Мы знаем, что в IV веке до н. э. цари и генералы занимали свои посты в течение нескольких лет. Ганнон Великий правил очень долго, как и его сын Гиско и внук Гамилькар – тот самый Гамилькар, который сначала поддержал Агафокла, – а также Бомилькар, который отстоял Карфаген во время вторжения последнего. Трудно предположить, чтобы все они избирались на один год, а потом регулярно переизбирались. Зато во II веке суффеты, выбранные на один год, в следующих выборах уже не участвовали.
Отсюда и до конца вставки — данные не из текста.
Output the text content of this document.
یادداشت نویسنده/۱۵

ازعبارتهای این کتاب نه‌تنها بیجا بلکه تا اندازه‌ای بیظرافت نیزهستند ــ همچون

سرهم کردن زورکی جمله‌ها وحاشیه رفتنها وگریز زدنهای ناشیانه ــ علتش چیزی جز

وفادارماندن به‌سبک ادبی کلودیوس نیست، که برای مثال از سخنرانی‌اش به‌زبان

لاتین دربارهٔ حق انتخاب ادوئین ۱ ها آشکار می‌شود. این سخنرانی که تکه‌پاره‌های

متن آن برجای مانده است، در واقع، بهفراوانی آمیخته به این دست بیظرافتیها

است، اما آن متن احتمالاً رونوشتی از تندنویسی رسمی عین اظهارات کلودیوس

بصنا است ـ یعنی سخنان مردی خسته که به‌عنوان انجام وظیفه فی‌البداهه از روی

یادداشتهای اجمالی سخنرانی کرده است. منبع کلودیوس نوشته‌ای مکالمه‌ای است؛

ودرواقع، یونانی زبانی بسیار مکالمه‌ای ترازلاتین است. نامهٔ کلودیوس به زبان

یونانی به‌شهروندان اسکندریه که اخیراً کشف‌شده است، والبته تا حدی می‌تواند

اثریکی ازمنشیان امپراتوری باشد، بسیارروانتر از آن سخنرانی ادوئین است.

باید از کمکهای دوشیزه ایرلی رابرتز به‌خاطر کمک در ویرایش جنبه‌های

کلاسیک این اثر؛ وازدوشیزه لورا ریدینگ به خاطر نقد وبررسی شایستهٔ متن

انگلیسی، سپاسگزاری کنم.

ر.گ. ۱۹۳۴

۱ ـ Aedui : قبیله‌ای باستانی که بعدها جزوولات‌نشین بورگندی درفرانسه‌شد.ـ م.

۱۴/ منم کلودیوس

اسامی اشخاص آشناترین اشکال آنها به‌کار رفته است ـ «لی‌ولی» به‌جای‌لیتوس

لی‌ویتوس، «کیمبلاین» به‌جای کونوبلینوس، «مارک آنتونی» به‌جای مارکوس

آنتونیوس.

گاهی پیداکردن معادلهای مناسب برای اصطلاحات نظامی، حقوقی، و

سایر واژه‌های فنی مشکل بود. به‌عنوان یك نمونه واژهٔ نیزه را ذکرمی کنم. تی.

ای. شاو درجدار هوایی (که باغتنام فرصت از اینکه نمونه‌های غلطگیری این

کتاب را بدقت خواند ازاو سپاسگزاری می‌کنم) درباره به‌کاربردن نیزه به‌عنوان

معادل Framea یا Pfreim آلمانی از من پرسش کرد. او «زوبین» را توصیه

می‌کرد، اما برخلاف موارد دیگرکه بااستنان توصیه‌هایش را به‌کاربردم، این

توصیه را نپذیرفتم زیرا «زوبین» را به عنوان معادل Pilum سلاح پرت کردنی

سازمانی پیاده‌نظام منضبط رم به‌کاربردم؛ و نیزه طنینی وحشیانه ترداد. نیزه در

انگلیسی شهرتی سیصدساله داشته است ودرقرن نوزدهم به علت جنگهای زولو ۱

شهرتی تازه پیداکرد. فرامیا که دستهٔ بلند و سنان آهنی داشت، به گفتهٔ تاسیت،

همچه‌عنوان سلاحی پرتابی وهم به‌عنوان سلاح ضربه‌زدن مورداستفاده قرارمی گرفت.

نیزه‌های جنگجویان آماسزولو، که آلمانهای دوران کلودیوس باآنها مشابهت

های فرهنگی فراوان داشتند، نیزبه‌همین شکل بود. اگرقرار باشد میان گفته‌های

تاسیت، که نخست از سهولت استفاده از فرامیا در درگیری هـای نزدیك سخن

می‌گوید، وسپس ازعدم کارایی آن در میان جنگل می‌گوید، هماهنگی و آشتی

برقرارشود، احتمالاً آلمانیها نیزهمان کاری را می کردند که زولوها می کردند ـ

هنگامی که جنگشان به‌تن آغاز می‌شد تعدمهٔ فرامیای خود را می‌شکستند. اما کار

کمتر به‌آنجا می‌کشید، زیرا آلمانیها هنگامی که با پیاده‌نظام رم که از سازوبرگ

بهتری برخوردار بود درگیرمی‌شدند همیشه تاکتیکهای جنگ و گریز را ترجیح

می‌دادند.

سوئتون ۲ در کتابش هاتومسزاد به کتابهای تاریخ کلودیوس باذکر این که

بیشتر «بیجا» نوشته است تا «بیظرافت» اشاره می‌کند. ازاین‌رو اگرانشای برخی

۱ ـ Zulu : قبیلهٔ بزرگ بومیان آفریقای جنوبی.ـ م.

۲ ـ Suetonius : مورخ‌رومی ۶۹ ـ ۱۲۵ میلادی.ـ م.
Гамилькар, внук Ганнона Великого, носил титул мелека, или царя (Диодор, XX, 33, 2). Его отец, Гиско, вероятно, тоже имел этот титул, если судить по тому, что он «отпраздновал» свой триумф над врагами, который, по-видимому, был царским ритуалом, пришедшим в Карфаген во времена фараонов. Бел ох был прав, говоря о династии Ганнона. Впрочем, в следующем поколении царский титул перешел к соперничающей с ними семье, и в 309 году его носил Бомилькар. Его дядя Гамилькар был его предшественником на Сицилии и соперником другого Гамилькара, царя, сына Гиско. Таким образом, существовала особая процедура, в ходе которой царский титул переходил из одной семьи в другую. Более того, главнокомандующий войсками, который был тесно связан с монархом и во времена Магонидов был ему подчинен, теперь стал совершенно независимым. Старейшины устроили так, чтобы царь мог получить в главнокомандующие генерала, принадлежащего к оппозиционной фракции. Так, в 318–314 году до н. э. командование войсками в Италии было разделено между двумя Гамилькарами. В 309 году, несмотря на вторжение в Африку Агафокла, генералом при царе Гамилькаре стал Ганнон, питавший к нему наследственную ненависть. (Мог ли этот Ганнон быть еще одним потомком Ганнона Великого?)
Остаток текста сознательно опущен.